The Asian financial hub has seen a week of relative calm since local elections on Sunday delivered an overwhelming victory to pro-democracy candidates
Hong Kong braced for a fresh round of protests over the weekend as police said they would withdraw from a university on Friday that has been the site of some of the worst clashes between protesters and security forces in nearly six months of unrest.
The protests, announced by demonstrators on social media, are planned from Friday, through the weekend and into next week. A big test of support for the movement is expected on December 8 with a rally planned by Civil Human Rights Front, the group that organized million-strong marches in June.
The Asian financial hub has seen a week of relative calm since local elections on Sunday delivered an overwhelming victory to pro-democracy candidates.
Anti-government protests have rocked the former British colony since June, at times forcing businesses, government, schools and even the international airport to close.
Hundreds of police officers entered the ruined campus of Polytechnic University on Thursday to collect evidence, removing dangerous items including thousands of petrol bombs, arrows and chemicals which had been strewn around the site.
Chow Yat-ming, a senior police officer said on Thursday night that the police would be able to finish their investigations by Friday. All officers would leave the site thereafter, enabling people to freely enter and exit the campus.

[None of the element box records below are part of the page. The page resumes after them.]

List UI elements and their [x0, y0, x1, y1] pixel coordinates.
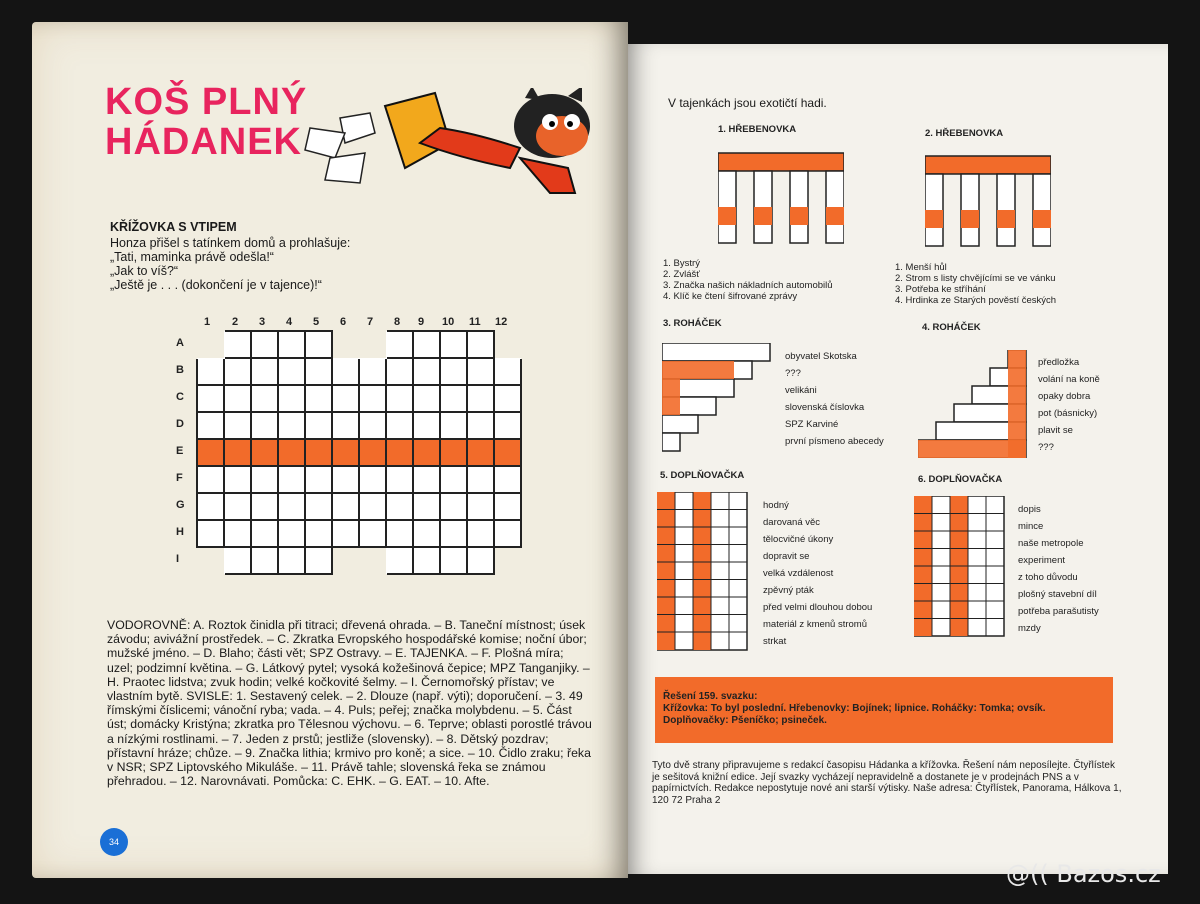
puzzle-title: 6. DOPLŇOVAČKA: [918, 474, 1003, 485]
grid-cell[interactable]: [467, 466, 494, 493]
grid-cell[interactable]: [440, 547, 467, 574]
grid-cell[interactable]: [251, 520, 278, 547]
grid-cell[interactable]: [359, 493, 386, 520]
solution-title: Řešení 159. svazku:: [663, 691, 758, 702]
right-page: [628, 44, 1168, 874]
grid-cell[interactable]: [332, 493, 359, 520]
clue: mince: [1018, 521, 1044, 532]
clue: pot (básnicky): [1038, 408, 1098, 419]
fill-in-grid-6[interactable]: [914, 496, 1006, 638]
tajenka-cell[interactable]: [494, 439, 521, 466]
watermark: @(( Bazos.cz: [1006, 860, 1161, 888]
grid-cell[interactable]: [467, 358, 494, 385]
solution-box: [655, 677, 1113, 743]
puzzle-title: 5. DOPLŇOVAČKA: [660, 470, 745, 481]
grid-cell[interactable]: [278, 493, 305, 520]
grid-cell[interactable]: [278, 385, 305, 412]
clue-text: VODOROVNĚ: A. Roztok činidla při titraci; dřevená ohrada. – B. Taneční místnost; úsek závodu; avivážní prostředek. – C. Zkratka Evropského hospodářské komise; noční úbor; mužské jméno. – D. Blaho; části vět; SPZ Ostravy. – E. TAJENKA. – F. Plošná míra; uzel; podzimní květina. – G. Látkový pytel; vysoká kožešinová čepice; MPZ Tanganjiky. – H. Praotec lidstva; zvuk hodin; velké kočkovité šelmy. – I. Černomořský přístav; ve vlastním bytě. SVISLE: 1. Sestavený celek. – 2. Dlouze (např. výti); doporučení. – 3. 49 římskými číslicemi; vánoční ryba; vada. – 4. Puls; peřej; značka molybdenu. – 5. Část úst; domácky Kristýna; zkratka pro Tělesnou výchovu. – 6. Teprve; oblasti porostlé trávou a nízkými rostlinami. – 7. Jeden z prstů; jestliže (slovensky). – 8. Dětský pozdrav; přístavní hráze; chůze. – 9. Značka lithia; krmivo pro koně; a sice. – 10. Čidlo zraku; řeka v NSR; SPZ Liptovského Mikuláše. – 11. Právě tahle; slovenská řeka se známou přehradou. – 12. Narovnávati. Pomůcka: C. EHK. – G. EAT. – 10. Afte.: [107, 618, 592, 789]
joke-line: Honza přišel s tatínkem domů a prohlašuje:: [110, 236, 351, 250]
clue: 3. Potřeba ke stříhání: [895, 284, 986, 295]
grid-cell[interactable]: [386, 520, 413, 547]
grid-cell[interactable]: [359, 412, 386, 439]
clue: materiál z kmenů stromů: [763, 619, 868, 630]
clue: velká vzdálenost: [763, 568, 834, 579]
joke-heading: KŘÍŽOVKA S VTIPEM: [110, 220, 237, 234]
column-number: 5: [313, 316, 320, 328]
grid-cell[interactable]: [224, 385, 251, 412]
grid-cell[interactable]: [278, 331, 305, 358]
page-title: KOŠ PLNÝ HÁDANEK: [105, 81, 308, 163]
tajenka-cell[interactable]: [305, 439, 332, 466]
page-number: 34: [108, 837, 119, 847]
column-number: 6: [340, 316, 347, 328]
grid-cell[interactable]: [332, 385, 359, 412]
grid-cell[interactable]: [305, 412, 332, 439]
clue: 1. Bystrý: [663, 258, 700, 269]
grid-cell[interactable]: [359, 520, 386, 547]
clue: experiment: [1018, 555, 1065, 566]
grid-cell[interactable]: [386, 358, 413, 385]
grid-cell[interactable]: [251, 466, 278, 493]
grid-cell[interactable]: [278, 412, 305, 439]
grid-cell[interactable]: [386, 412, 413, 439]
clover-icon: [100, 828, 128, 856]
clue: plošný stavební díl: [1018, 589, 1097, 600]
row-letter: E: [176, 445, 184, 457]
grid-cell[interactable]: [197, 412, 224, 439]
grid-cell[interactable]: [278, 520, 305, 547]
grid-cell[interactable]: [305, 331, 332, 358]
tajenka-cell[interactable]: [386, 439, 413, 466]
grid-cell[interactable]: [332, 520, 359, 547]
grid-cell[interactable]: [278, 466, 305, 493]
grid-cell[interactable]: [251, 493, 278, 520]
grid-cell[interactable]: [224, 358, 251, 385]
grid-cell[interactable]: [251, 412, 278, 439]
puzzle-title: 1. HŘEBENOVKA: [718, 124, 797, 135]
grid-cell[interactable]: [305, 358, 332, 385]
clue: 2. Zvlášť: [663, 269, 700, 280]
cat-illustration: [300, 88, 600, 198]
tajenka-cell[interactable]: [251, 439, 278, 466]
grid-cell[interactable]: [224, 412, 251, 439]
column-number: 11: [469, 316, 481, 328]
clue: SPZ Karviné: [785, 419, 839, 430]
grid-cell[interactable]: [224, 547, 251, 574]
clue: hodný: [763, 500, 789, 511]
grid-cell[interactable]: [413, 520, 440, 547]
grid-cell[interactable]: [197, 493, 224, 520]
clue: ???: [785, 368, 801, 379]
intro-text: V tajenkách jsou exotičtí hadi.: [668, 96, 827, 110]
grid-cell[interactable]: [251, 331, 278, 358]
clue: zpěvný pták: [763, 585, 814, 596]
row-letter: B: [176, 364, 184, 376]
grid-cell[interactable]: [413, 547, 440, 574]
grid-cell[interactable]: [440, 493, 467, 520]
staircase-grid-3[interactable]: [662, 343, 772, 455]
clue: první písmeno abecedy: [785, 436, 884, 447]
clue: velikáni: [785, 385, 817, 396]
grid-cell[interactable]: [440, 358, 467, 385]
clue: 4. Hrdinka ze Starých pověstí českých: [895, 295, 1057, 306]
row-letter: C: [176, 391, 184, 403]
grid-cell[interactable]: [467, 385, 494, 412]
grid-cell[interactable]: [440, 466, 467, 493]
clue: 1. Menší hůl: [895, 262, 947, 273]
clue: předložka: [1038, 357, 1080, 368]
grid-cell[interactable]: [440, 520, 467, 547]
comb-grid-2[interactable]: [925, 146, 1051, 250]
tajenka-cell[interactable]: [440, 439, 467, 466]
clue: volání na koně: [1038, 374, 1100, 385]
clue: strkat: [763, 636, 787, 647]
footer-note: Tyto dvě strany připravujeme s redakcí časopisu Hádanka a křížovka. Řešení nám neposílejte. Čtyřlístek je sešitová knižní edice. Její svazky vycházejí nepravidelně a dostanete je v prodejnách PNS a v papírnictvích. Redakce nepostytuje nové ani starší výtisky. Naše adresa: Čtyřlístek, Panorama, Hálkova 1, 120 72 Praha 2: [652, 760, 1122, 806]
grid-cell[interactable]: [278, 547, 305, 574]
grid-cell[interactable]: [440, 412, 467, 439]
staircase-grid-4[interactable]: [918, 350, 1028, 458]
grid-cell[interactable]: [197, 385, 224, 412]
tajenka-cell[interactable]: [467, 439, 494, 466]
crossword-grid[interactable]: [196, 330, 522, 575]
joke-line: „Ještě je . . . (dokončení je v tajence)!“: [110, 278, 322, 292]
clue: potřeba parašutisty: [1018, 606, 1099, 617]
grid-cell[interactable]: [305, 520, 332, 547]
column-number: 8: [394, 316, 401, 328]
grid-cell[interactable]: [467, 331, 494, 358]
puzzle-title: 2. HŘEBENOVKA: [925, 128, 1004, 139]
grid-cell[interactable]: [386, 493, 413, 520]
grid-cell[interactable]: [224, 493, 251, 520]
grid-cell[interactable]: [494, 385, 521, 412]
grid-cell[interactable]: [413, 466, 440, 493]
grid-cell[interactable]: [386, 547, 413, 574]
grid-cell[interactable]: [494, 412, 521, 439]
grid-cell[interactable]: [197, 466, 224, 493]
solution-text: Křížovka: To byl poslední. Hřebenovky: Bojínek; lipnice. Roháčky: Tomka; ovsík. Doplňovačky: Pšeníčko; psineček.: [663, 703, 1046, 726]
tajenka-cell[interactable]: [224, 439, 251, 466]
grid-cell[interactable]: [251, 358, 278, 385]
grid-cell[interactable]: [305, 466, 332, 493]
row-letter: D: [176, 418, 184, 430]
clue: plavit se: [1038, 425, 1073, 436]
grid-cell[interactable]: [386, 331, 413, 358]
grid-cell[interactable]: [305, 547, 332, 574]
grid-cell[interactable]: [251, 385, 278, 412]
grid-cell[interactable]: [197, 358, 224, 385]
row-letter: I: [176, 553, 180, 565]
grid-cell[interactable]: [224, 520, 251, 547]
clue: opaky dobra: [1038, 391, 1091, 402]
cat-icon: [420, 88, 590, 193]
tajenka-cell[interactable]: [413, 439, 440, 466]
clue: 2. Strom s listy chvějícími se ve vánku: [895, 273, 1056, 284]
column-number: 4: [286, 316, 293, 328]
grid-cell[interactable]: [305, 493, 332, 520]
grid-cell[interactable]: [251, 547, 278, 574]
grid-cell[interactable]: [467, 547, 494, 574]
row-letter: H: [176, 526, 184, 538]
column-number: 3: [259, 316, 266, 328]
grid-cell[interactable]: [386, 385, 413, 412]
joke-line: „Tati, maminka právě odešla!“: [110, 250, 274, 264]
grid-cell[interactable]: [467, 493, 494, 520]
column-number: 9: [418, 316, 425, 328]
clue: dopis: [1018, 504, 1041, 515]
grid-cell[interactable]: [278, 358, 305, 385]
grid-cell[interactable]: [413, 493, 440, 520]
column-number: 2: [232, 316, 239, 328]
grid-cell[interactable]: [386, 466, 413, 493]
grid-cell[interactable]: [359, 358, 386, 385]
grid-cell[interactable]: [224, 466, 251, 493]
column-number: 12: [495, 316, 508, 328]
row-letter: F: [176, 472, 183, 484]
clue: dopravit se: [763, 551, 810, 562]
grid-cell[interactable]: [440, 331, 467, 358]
grid-cell[interactable]: [413, 331, 440, 358]
clue: z toho důvodu: [1018, 572, 1078, 583]
clue: před velmi dlouhou dobou: [763, 602, 873, 613]
grid-cell[interactable]: [494, 493, 521, 520]
fill-in-grid-5[interactable]: [657, 492, 749, 652]
clue: tělocvičné úkony: [763, 534, 834, 545]
grid-cell[interactable]: [494, 520, 521, 547]
grid-cell[interactable]: [359, 385, 386, 412]
row-letter: G: [176, 499, 185, 511]
puzzle-title: 3. ROHÁČEK: [663, 318, 722, 329]
grid-cell[interactable]: [494, 466, 521, 493]
clue: naše metropole: [1018, 538, 1084, 549]
column-number: 10: [442, 316, 455, 328]
clue: mzdy: [1018, 623, 1041, 634]
comb-grid-1[interactable]: [718, 143, 844, 247]
puzzle-title: 4. ROHÁČEK: [922, 322, 981, 333]
grid-cell[interactable]: [467, 412, 494, 439]
grid-cell[interactable]: [224, 331, 251, 358]
tajenka-cell[interactable]: [332, 439, 359, 466]
row-letter: A: [176, 337, 184, 349]
grid-cell[interactable]: [359, 466, 386, 493]
joke-line: „Jak to víš?“: [110, 264, 179, 278]
grid-cell[interactable]: [440, 385, 467, 412]
tajenka-cell[interactable]: [359, 439, 386, 466]
grid-cell[interactable]: [197, 520, 224, 547]
column-number: 1: [204, 316, 211, 328]
tajenka-cell[interactable]: [278, 439, 305, 466]
clue: obyvatel Skotska: [785, 351, 857, 362]
grid-cell[interactable]: [413, 412, 440, 439]
clue: darovaná věc: [763, 517, 821, 528]
clue: 3. Značka našich nákladních automobilů: [663, 280, 833, 291]
grid-cell[interactable]: [413, 385, 440, 412]
clue: 4. Klíč ke čtení šifrované zprávy: [663, 291, 798, 302]
tajenka-cell[interactable]: [197, 439, 224, 466]
grid-cell[interactable]: [413, 358, 440, 385]
clue: ???: [1038, 442, 1054, 453]
grid-cell[interactable]: [332, 412, 359, 439]
grid-cell[interactable]: [332, 466, 359, 493]
clue: slovenská číslovka: [785, 402, 865, 413]
grid-cell[interactable]: [332, 358, 359, 385]
grid-cell[interactable]: [467, 520, 494, 547]
grid-cell[interactable]: [305, 385, 332, 412]
grid-cell[interactable]: [494, 358, 521, 385]
column-number: 7: [367, 316, 374, 328]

Polytechnic University, located on Kowloon peninsula was turned into a battleground in mid-November, when protesters barricaded themselves in and clashed with riot police in a hail of petrol bombs, water cannon and tear gas. About 1,100 people were arrested last week, some while trying to escape.
Police said they found more than 3,000 Molotov cocktails and hundreds of bottles of corrosive liquids on the campus.
It was unclear whether any protesters remained at the university on Friday but police have said arrests are not a priority and anyone found would first be given medical treatment.
Demonstrators in Hong Kong are angry at what they see as Chinese meddling in the freedoms promised to the former British colony when it returned to Chinese rule in 1997.
China denies interfering and says it is committed to the "one country, two systems" formula put in place at that time and has blamed foreign forces for fomenting unrest.
China warned the United States on Thursday that it would take "firm counter measures" in response to U.S. legislation backing anti-government protesters in Hong Kong, and said attempts to interfere in the Chinese-ruled city were doomed to fail.